L&T Technology Services (LTTS) posted a muted April-June quarter earnings with revenues declining to Rs 2,866 crore (down 3.9% QoQ) while net profit rose 1.5% to Rs 316 crore. Despite the slow start, the company remains bullish about a stronger second half, on the back of a robust large deal pipeline, expansion in high-margin sustainability offerings, and growing demand in AI-led engineering. CEO & MD Amit Chadha tells Ojasvi Gupta how the company is managing near-term challenges while staying focused on its $2 billion revenue goal. Excepts:

Q Your Q1 revenue fell while profits grew marginally. What caused the topline dip and how are you addressing it?

This quarter, we saw softness in our mobility segment and seasonal weakness in our smart world business. Despite that, our multi-vertical strategy helped maintain resilience. Sustainability, now our most profitable segment, crossed a $100 million quarterly milestone, growing 16.4% YoY and over 4% sequentially. That momentum, combined with steady growth in North America and Europe, gives us confidence. We are deepening investments in AI, digital engineering, and green innovation, all of which should translate into stronger performance in the coming quarters.

Q You have indicated optimism for a better H2. What’s driving that confidence?

We have entered FY26 with a strong order book and large deal momentum intact. For the third straight quarter, we crossed $200 million in large deals (total contract value). Discussions around AI, next-gen product development, and digital infrastructure are translating into substantial deal opportunities across verticals, particularly in hi-tech and sustainability. That healthy funnel gives us confidence in delivering broad-based growth in the second half.

Q How are you tackling rising costs, especially with employee and overhead expenses rising?

We have managed to maintain stable Ebit margins despite topline pressure by keeping a close watch on our cost levers and maintaining a healthy employee pyramid. We are also deploying our proprietary AI-led framework, PLxAI, to boost productivity and reduce time-to-market for clients. These automation-led efficiencies will continue supporting margins and we are confident of margin improvement as revenue growth becomes more broad-based.

Q Sustainability is now your highest-margin business. What’s driving that growth on the ground?

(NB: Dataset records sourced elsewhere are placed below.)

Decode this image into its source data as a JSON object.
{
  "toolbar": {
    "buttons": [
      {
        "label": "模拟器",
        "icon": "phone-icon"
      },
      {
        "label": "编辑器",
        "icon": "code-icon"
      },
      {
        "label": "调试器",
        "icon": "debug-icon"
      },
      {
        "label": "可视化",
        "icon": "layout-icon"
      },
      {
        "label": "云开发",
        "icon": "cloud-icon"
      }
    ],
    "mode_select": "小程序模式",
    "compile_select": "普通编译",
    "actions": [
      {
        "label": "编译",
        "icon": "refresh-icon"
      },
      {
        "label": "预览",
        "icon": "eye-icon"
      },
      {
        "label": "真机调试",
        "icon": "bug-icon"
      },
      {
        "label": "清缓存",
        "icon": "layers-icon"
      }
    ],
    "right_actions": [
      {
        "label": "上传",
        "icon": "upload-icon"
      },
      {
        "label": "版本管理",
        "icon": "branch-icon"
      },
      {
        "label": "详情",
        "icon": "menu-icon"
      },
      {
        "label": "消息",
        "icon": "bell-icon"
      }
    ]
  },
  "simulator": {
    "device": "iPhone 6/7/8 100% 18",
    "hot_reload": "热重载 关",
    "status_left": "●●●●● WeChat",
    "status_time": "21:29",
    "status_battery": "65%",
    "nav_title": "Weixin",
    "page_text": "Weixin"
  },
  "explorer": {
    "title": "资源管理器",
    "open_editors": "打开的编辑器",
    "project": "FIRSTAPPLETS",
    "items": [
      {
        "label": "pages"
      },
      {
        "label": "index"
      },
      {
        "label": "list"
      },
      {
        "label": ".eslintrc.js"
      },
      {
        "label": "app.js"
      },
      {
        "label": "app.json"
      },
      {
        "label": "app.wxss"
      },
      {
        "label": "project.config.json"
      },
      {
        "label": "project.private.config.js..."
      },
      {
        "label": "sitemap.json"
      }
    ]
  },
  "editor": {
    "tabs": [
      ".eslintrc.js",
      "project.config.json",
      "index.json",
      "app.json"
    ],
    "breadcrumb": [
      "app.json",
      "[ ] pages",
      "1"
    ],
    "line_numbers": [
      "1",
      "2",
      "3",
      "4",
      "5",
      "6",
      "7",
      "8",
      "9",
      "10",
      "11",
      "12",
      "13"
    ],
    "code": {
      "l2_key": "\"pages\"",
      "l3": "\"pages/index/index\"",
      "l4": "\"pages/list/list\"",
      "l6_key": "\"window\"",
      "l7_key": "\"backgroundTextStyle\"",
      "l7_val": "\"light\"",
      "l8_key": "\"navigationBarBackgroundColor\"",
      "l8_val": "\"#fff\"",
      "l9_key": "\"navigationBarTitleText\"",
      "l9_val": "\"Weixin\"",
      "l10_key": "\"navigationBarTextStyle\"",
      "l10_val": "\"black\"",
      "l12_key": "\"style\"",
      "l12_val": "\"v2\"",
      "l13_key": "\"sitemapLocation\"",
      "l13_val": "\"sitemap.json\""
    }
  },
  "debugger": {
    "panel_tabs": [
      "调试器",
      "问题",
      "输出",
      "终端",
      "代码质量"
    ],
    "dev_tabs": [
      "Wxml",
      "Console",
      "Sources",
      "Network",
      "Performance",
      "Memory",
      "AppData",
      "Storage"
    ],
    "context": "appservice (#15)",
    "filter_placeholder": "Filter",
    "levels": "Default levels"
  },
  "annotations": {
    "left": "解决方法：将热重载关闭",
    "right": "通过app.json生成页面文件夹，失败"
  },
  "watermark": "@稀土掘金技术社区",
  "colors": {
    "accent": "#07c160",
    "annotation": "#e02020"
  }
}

It’s a combination of long-term strategic deals and AI-led value. We have signed a major contract with a global energy giant involving digital and data services, and we are partnering with Tennant Company on sustainability-focused product development. There’s strong demand for greenfield and brownfield capex programmes in oil & gas and consumer packaged goods. More than half of the large deals we signed this quarter were in sustainability. And as one of the very few pure-play engineering firms delivering scalable sustainability solutions, we are well positioned to lead this space.

Q What does FY26’s projected double-digit growth look like in practical terms?

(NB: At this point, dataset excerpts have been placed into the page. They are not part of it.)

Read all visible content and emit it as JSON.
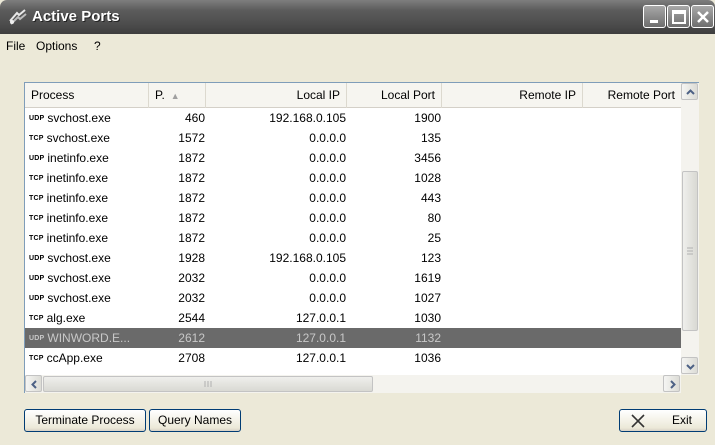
{
  "window": {
    "title": "Active Ports"
  },
  "menu": [
    "File",
    "Options",
    "?"
  ],
  "columns": {
    "process": "Process",
    "pid": "P.",
    "local_ip": "Local IP",
    "local_port": "Local Port",
    "remote_ip": "Remote IP",
    "remote_port": "Remote Port"
  },
  "rows": [
    {
      "proto": "UDP",
      "process": "svchost.exe",
      "pid": "460",
      "local_ip": "192.168.0.105",
      "local_port": "1900",
      "remote_ip": "",
      "remote_port": ""
    },
    {
      "proto": "TCP",
      "process": "svchost.exe",
      "pid": "1572",
      "local_ip": "0.0.0.0",
      "local_port": "135",
      "remote_ip": "",
      "remote_port": ""
    },
    {
      "proto": "UDP",
      "process": "inetinfo.exe",
      "pid": "1872",
      "local_ip": "0.0.0.0",
      "local_port": "3456",
      "remote_ip": "",
      "remote_port": ""
    },
    {
      "proto": "TCP",
      "process": "inetinfo.exe",
      "pid": "1872",
      "local_ip": "0.0.0.0",
      "local_port": "1028",
      "remote_ip": "",
      "remote_port": ""
    },
    {
      "proto": "TCP",
      "process": "inetinfo.exe",
      "pid": "1872",
      "local_ip": "0.0.0.0",
      "local_port": "443",
      "remote_ip": "",
      "remote_port": ""
    },
    {
      "proto": "TCP",
      "process": "inetinfo.exe",
      "pid": "1872",
      "local_ip": "0.0.0.0",
      "local_port": "80",
      "remote_ip": "",
      "remote_port": ""
    },
    {
      "proto": "TCP",
      "process": "inetinfo.exe",
      "pid": "1872",
      "local_ip": "0.0.0.0",
      "local_port": "25",
      "remote_ip": "",
      "remote_port": ""
    },
    {
      "proto": "UDP",
      "process": "svchost.exe",
      "pid": "1928",
      "local_ip": "192.168.0.105",
      "local_port": "123",
      "remote_ip": "",
      "remote_port": ""
    },
    {
      "proto": "UDP",
      "process": "svchost.exe",
      "pid": "2032",
      "local_ip": "0.0.0.0",
      "local_port": "1619",
      "remote_ip": "",
      "remote_port": ""
    },
    {
      "proto": "UDP",
      "process": "svchost.exe",
      "pid": "2032",
      "local_ip": "0.0.0.0",
      "local_port": "1027",
      "remote_ip": "",
      "remote_port": ""
    },
    {
      "proto": "TCP",
      "process": "alg.exe",
      "pid": "2544",
      "local_ip": "127.0.0.1",
      "local_port": "1030",
      "remote_ip": "",
      "remote_port": ""
    },
    {
      "proto": "UDP",
      "process": "WINWORD.E...",
      "pid": "2612",
      "local_ip": "127.0.0.1",
      "local_port": "1132",
      "remote_ip": "",
      "remote_port": "",
      "selected": true
    },
    {
      "proto": "TCP",
      "process": "ccApp.exe",
      "pid": "2708",
      "local_ip": "127.0.0.1",
      "local_port": "1036",
      "remote_ip": "",
      "remote_port": ""
    }
  ],
  "buttons": {
    "terminate": "Terminate Process",
    "query": "Query Names",
    "exit": "Exit"
  },
  "icons": {
    "app": "network-ports-icon",
    "minimize": "minimize-icon",
    "maximize": "maximize-icon",
    "close": "close-icon",
    "sort": "sort-ascending-icon",
    "exit": "x-icon"
  },
  "colors": {
    "titlebar": "#4d4d4d",
    "selected_row": "#6a6a6a",
    "selected_text": "#c8c8c8"
  }
}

We are targeting medium-term outlook of $2 billion, up from our current $1.5 billion run rate, and that growth will be spread across verticals, geographies, and deal sizes. Our $50 million-plus deal pipeline is robust, and the backlog has been growing every quarter. The diversity of our portfolio across segments, sustainability, hi-tech, transportation, ensures our growth is balanced, not concentrated.

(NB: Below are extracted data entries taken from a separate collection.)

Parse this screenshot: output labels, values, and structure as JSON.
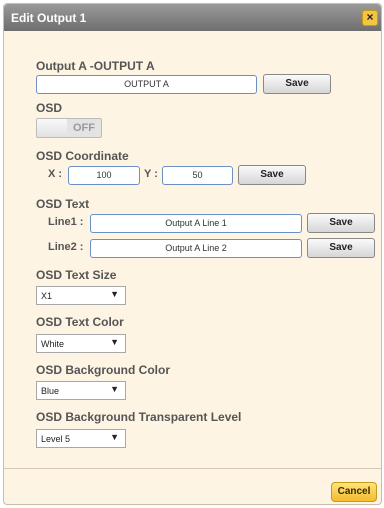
{
  "dialog": {
    "title": "Edit Output 1",
    "close_icon": "×"
  },
  "output": {
    "heading": "Output A -OUTPUT A",
    "name_value": "OUTPUT A",
    "save_label": "Save"
  },
  "osd": {
    "heading": "OSD",
    "toggle_state": "OFF"
  },
  "coordinate": {
    "heading": "OSD Coordinate",
    "x_label": "X :",
    "x_value": "100",
    "y_label": "Y :",
    "y_value": "50",
    "save_label": "Save"
  },
  "text": {
    "heading": "OSD Text",
    "line1_label": "Line1 :",
    "line1_value": "Output A Line 1",
    "line1_save": "Save",
    "line2_label": "Line2 :",
    "line2_value": "Output A Line 2",
    "line2_save": "Save"
  },
  "text_size": {
    "heading": "OSD Text Size",
    "value": "X1",
    "arrow": "▼"
  },
  "text_color": {
    "heading": "OSD Text Color",
    "value": "White",
    "arrow": "▼"
  },
  "bg_color": {
    "heading": "OSD Background Color",
    "value": "Blue",
    "arrow": "▼"
  },
  "bg_level": {
    "heading": "OSD Background Transparent Level",
    "value": "Level 5",
    "arrow": "▼"
  },
  "footer": {
    "cancel_label": "Cancel"
  },
  "colors": {
    "dialog_bg": "#fdf4e3",
    "titlebar": "#7a7a7a",
    "accent_button": "#f3bd2e",
    "input_border": "#6b8fc7"
  }
}
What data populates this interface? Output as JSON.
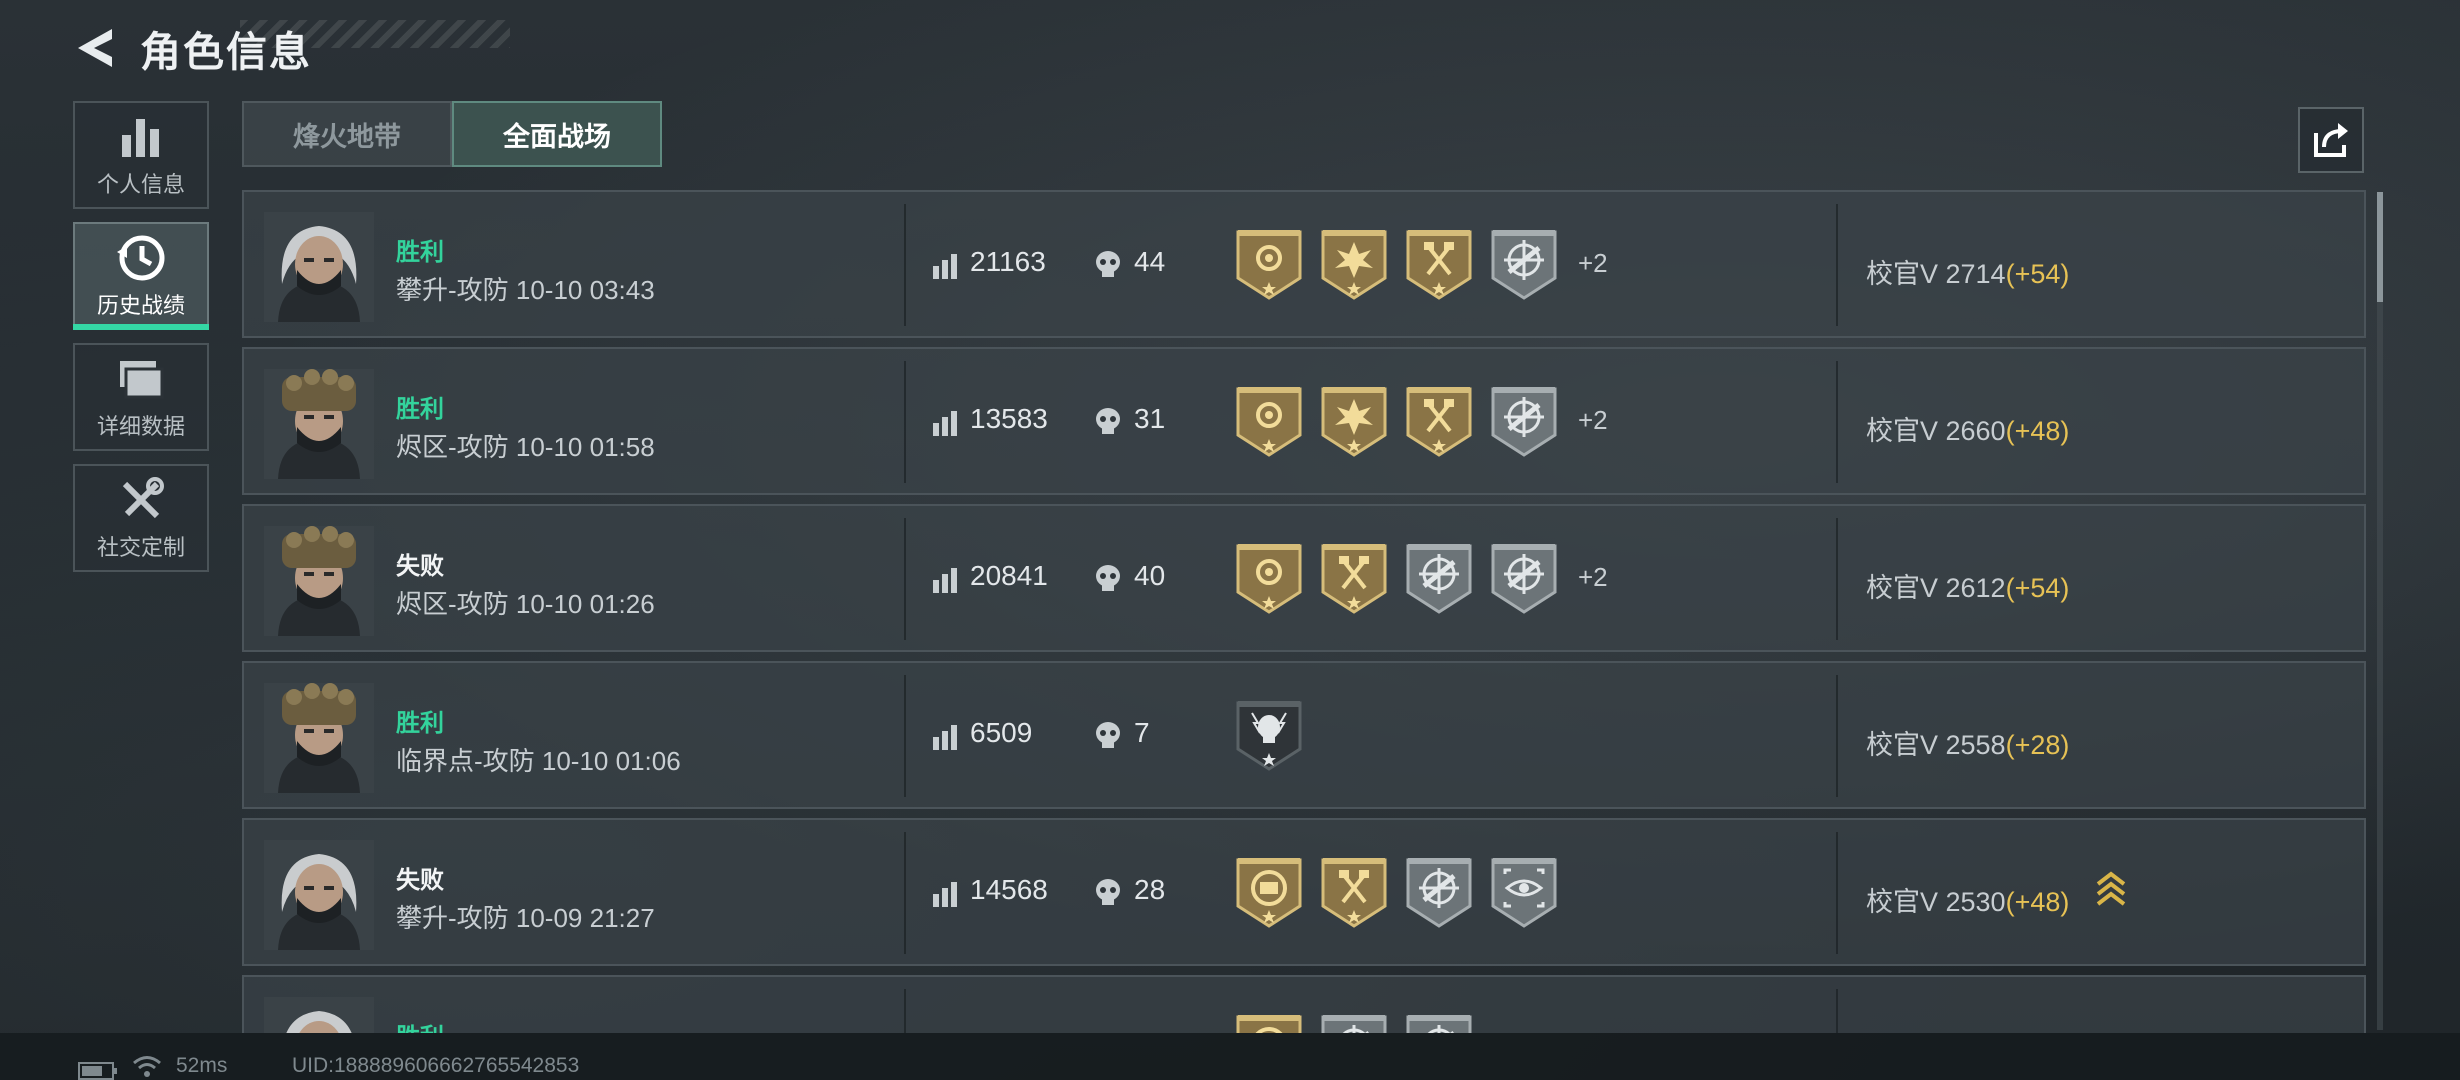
{
  "header": {
    "title": "角色信息",
    "back_icon": "back-arrow-icon"
  },
  "sidebar": {
    "items": [
      {
        "label": "个人信息",
        "icon": "bar-chart-icon",
        "active": false
      },
      {
        "label": "历史战绩",
        "icon": "history-clock-icon",
        "active": true
      },
      {
        "label": "详细数据",
        "icon": "folder-stack-icon",
        "active": false
      },
      {
        "label": "社交定制",
        "icon": "wrench-screwdriver-icon",
        "active": false
      }
    ]
  },
  "tabs": [
    {
      "label": "烽火地带",
      "active": false
    },
    {
      "label": "全面战场",
      "active": true
    }
  ],
  "share_icon": "share-export-icon",
  "colors": {
    "win": "#33d39c",
    "accent": "#34d8a5",
    "rank_delta": "#e7c255"
  },
  "matches": [
    {
      "result": "胜利",
      "outcome": "win",
      "map_line": "攀升-攻防 10-10 03:43",
      "avatar": "female-operator",
      "score": "21163",
      "kills": "44",
      "medals": [
        "gold-rose",
        "gold-burst",
        "gold-axes",
        "gray-crosshair-rifle"
      ],
      "more": "+2",
      "rank_text": "校官V 2714",
      "rank_delta": "(+54)",
      "rank_up": false
    },
    {
      "result": "胜利",
      "outcome": "win",
      "map_line": "烬区-攻防 10-10 01:58",
      "avatar": "male-operator",
      "score": "13583",
      "kills": "31",
      "medals": [
        "gold-rose",
        "gold-burst",
        "gold-axes",
        "gray-crosshair-rifle"
      ],
      "more": "+2",
      "rank_text": "校官V 2660",
      "rank_delta": "(+48)",
      "rank_up": false
    },
    {
      "result": "失败",
      "outcome": "lose",
      "map_line": "烬区-攻防 10-10 01:26",
      "avatar": "male-operator",
      "score": "20841",
      "kills": "40",
      "medals": [
        "gold-rose",
        "gold-axes",
        "gray-crosshair-rifle",
        "gray-crosshair-rifle"
      ],
      "more": "+2",
      "rank_text": "校官V 2612",
      "rank_delta": "(+54)",
      "rank_up": false
    },
    {
      "result": "胜利",
      "outcome": "win",
      "map_line": "临界点-攻防 10-10 01:06",
      "avatar": "male-operator",
      "score": "6509",
      "kills": "7",
      "medals": [
        "dark-skull-lightning"
      ],
      "more": "",
      "rank_text": "校官V 2558",
      "rank_delta": "(+28)",
      "rank_up": false
    },
    {
      "result": "失败",
      "outcome": "lose",
      "map_line": "攀升-攻防 10-09 21:27",
      "avatar": "female-operator",
      "score": "14568",
      "kills": "28",
      "medals": [
        "gold-radio",
        "gold-axes",
        "gray-crosshair-rifle",
        "gray-eye-target"
      ],
      "more": "",
      "rank_text": "校官V 2530",
      "rank_delta": "(+48)",
      "rank_up": true
    },
    {
      "result": "胜利",
      "outcome": "win",
      "map_line": "",
      "avatar": "female-operator",
      "score": "",
      "kills": "",
      "medals": [
        "gold-radio",
        "gray-crosshair-rifle",
        "gray-crosshair-rifle"
      ],
      "more": "",
      "rank_text": "",
      "rank_delta": "",
      "rank_up": false
    }
  ],
  "status": {
    "ping": "52ms",
    "uid": "UID:18888960666276554285​3"
  }
}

Q Mobility is under pressure. Are you looking to re-balance the business more toward resilient segments?

Mobility is facing temporary macro headwinds but we expect recovery after a couple of quarters. Meanwhile, the strength of our diversified portfolio is what anchors our stability. Sustainability and hi-tech are already showing strong year-on-year growth. Our balanced approach is deliberately built to handle such cyclicality and it’s a key pillar of our growth strategy.

Q Should we expect any new acquisitions or major strategic investments in FY26?

We are always evaluating strategic plays, especially if they boost capabilities or extend our geographic reach. We recently opened an engineering design Centre in Plano, Texas. It’s focused on AI, cybersecurity, and digital manufacturing, and allows us to be closer to our US clients. On the M&A front, we will continue to explore opportunities that can add long-term value and align with our roadmap.